The specific expression patterns of AmphiCTL1 in the tissues and immune response to stimulations prompted us to further study it. To identify the biological properties of AmphiCTL1, we used the pET21b system to express it, but recombinant protein was insoluble. The inclusion bodies washed with the urea and separated by SDS-PAGE were injected into the rabbit to prepare for the immune serum. The specificity of anti-AmphiCTL1 polyclonal Ab purified with protein G agarose was examined by Western blot of amphioxus total protein. A single band, which corresponded well with the deduced mature AmphiCTL1 protein, was detected by the anti-AmphiCTL1 Ab, but not by the preimmune Ab (Fig. 3A), indicating that the anti-AmphiCTL1 Ab specifically recognized the native protein in amphioxus. The localization of AmphiCTL1 in amphioxus was then examined by immunohistochemistry using this Ab (Fig. 3B). The anti-AmphiCTL1 Ab specifically stained in the inner folding tissues of the hepatic diverticulum, consistent with the tissue expression patterns analyzed by Q-PCR. No specific staining was observed with the preimmune serum.

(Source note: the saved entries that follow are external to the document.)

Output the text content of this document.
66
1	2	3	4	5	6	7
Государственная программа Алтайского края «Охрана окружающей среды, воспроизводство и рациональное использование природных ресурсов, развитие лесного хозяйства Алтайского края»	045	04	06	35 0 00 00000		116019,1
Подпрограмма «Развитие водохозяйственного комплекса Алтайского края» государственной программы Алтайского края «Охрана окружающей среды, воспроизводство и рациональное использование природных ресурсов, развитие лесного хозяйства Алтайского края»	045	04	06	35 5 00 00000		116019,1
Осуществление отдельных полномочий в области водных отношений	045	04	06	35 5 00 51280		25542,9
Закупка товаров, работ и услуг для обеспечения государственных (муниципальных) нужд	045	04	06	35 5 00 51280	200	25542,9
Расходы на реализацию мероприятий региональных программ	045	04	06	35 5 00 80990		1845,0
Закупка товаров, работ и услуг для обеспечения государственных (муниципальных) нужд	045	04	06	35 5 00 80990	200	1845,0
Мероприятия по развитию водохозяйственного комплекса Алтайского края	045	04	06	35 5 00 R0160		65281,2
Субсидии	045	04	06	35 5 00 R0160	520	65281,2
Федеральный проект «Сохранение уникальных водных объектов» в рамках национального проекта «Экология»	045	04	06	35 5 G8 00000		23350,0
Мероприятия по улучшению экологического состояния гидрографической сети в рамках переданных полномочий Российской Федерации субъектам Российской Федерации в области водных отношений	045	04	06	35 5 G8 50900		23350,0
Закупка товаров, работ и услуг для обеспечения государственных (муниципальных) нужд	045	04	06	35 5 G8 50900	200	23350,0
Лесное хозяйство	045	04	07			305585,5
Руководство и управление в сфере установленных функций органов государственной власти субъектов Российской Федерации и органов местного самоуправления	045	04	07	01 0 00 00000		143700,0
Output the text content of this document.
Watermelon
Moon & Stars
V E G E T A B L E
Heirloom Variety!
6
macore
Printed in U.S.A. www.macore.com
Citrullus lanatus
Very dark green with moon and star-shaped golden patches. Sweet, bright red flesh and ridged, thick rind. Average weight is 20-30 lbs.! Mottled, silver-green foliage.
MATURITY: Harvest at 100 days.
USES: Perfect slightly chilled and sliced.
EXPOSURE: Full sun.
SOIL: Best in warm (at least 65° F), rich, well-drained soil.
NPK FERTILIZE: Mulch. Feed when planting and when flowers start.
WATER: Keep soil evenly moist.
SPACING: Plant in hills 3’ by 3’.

View larger version (78K): [in this window] [in a new window]   FIGURE 3. Immunohistochemical staining of AmphiCTL1 in amphioxus. A, Detection of AmphiCTL1 proteins in the total amphioxus extracts with affinity purified serum. Total proteins were extracted from amphioxus with the lysed buffer (10 mM Tris · Cl (pH 8.0), 100 mM NaCl, 1 mM EDTA) and subjected to the 12% SDS-PAGE and staining with Coomassie brilliant blue (lanes 1 and 2), and detected by anti-AmphiCTL1 Ab (lane 4) or preimmune rabbit Ab (lane 5) by Western blot. Purified AmphiCTL1 recombinant protein was also subjected to the 12% SDS-PAGE and staining with Coomassie brilliant blue (lane 3) and detected by anti-AmphiCTL1 Ab (lane 6) as positive control. B, Serial sections of amphioxus were stained with affinity purified Ab. A polyclonal Ab raised against recombinant AmphiCTL1 was able to recognize AmphiCTL1 in the hepatic delivercilum (h) of amphioxus (a and b). Preimmune rabbit Ab (c and d) could not stain those tissues. The bar: 200 µm.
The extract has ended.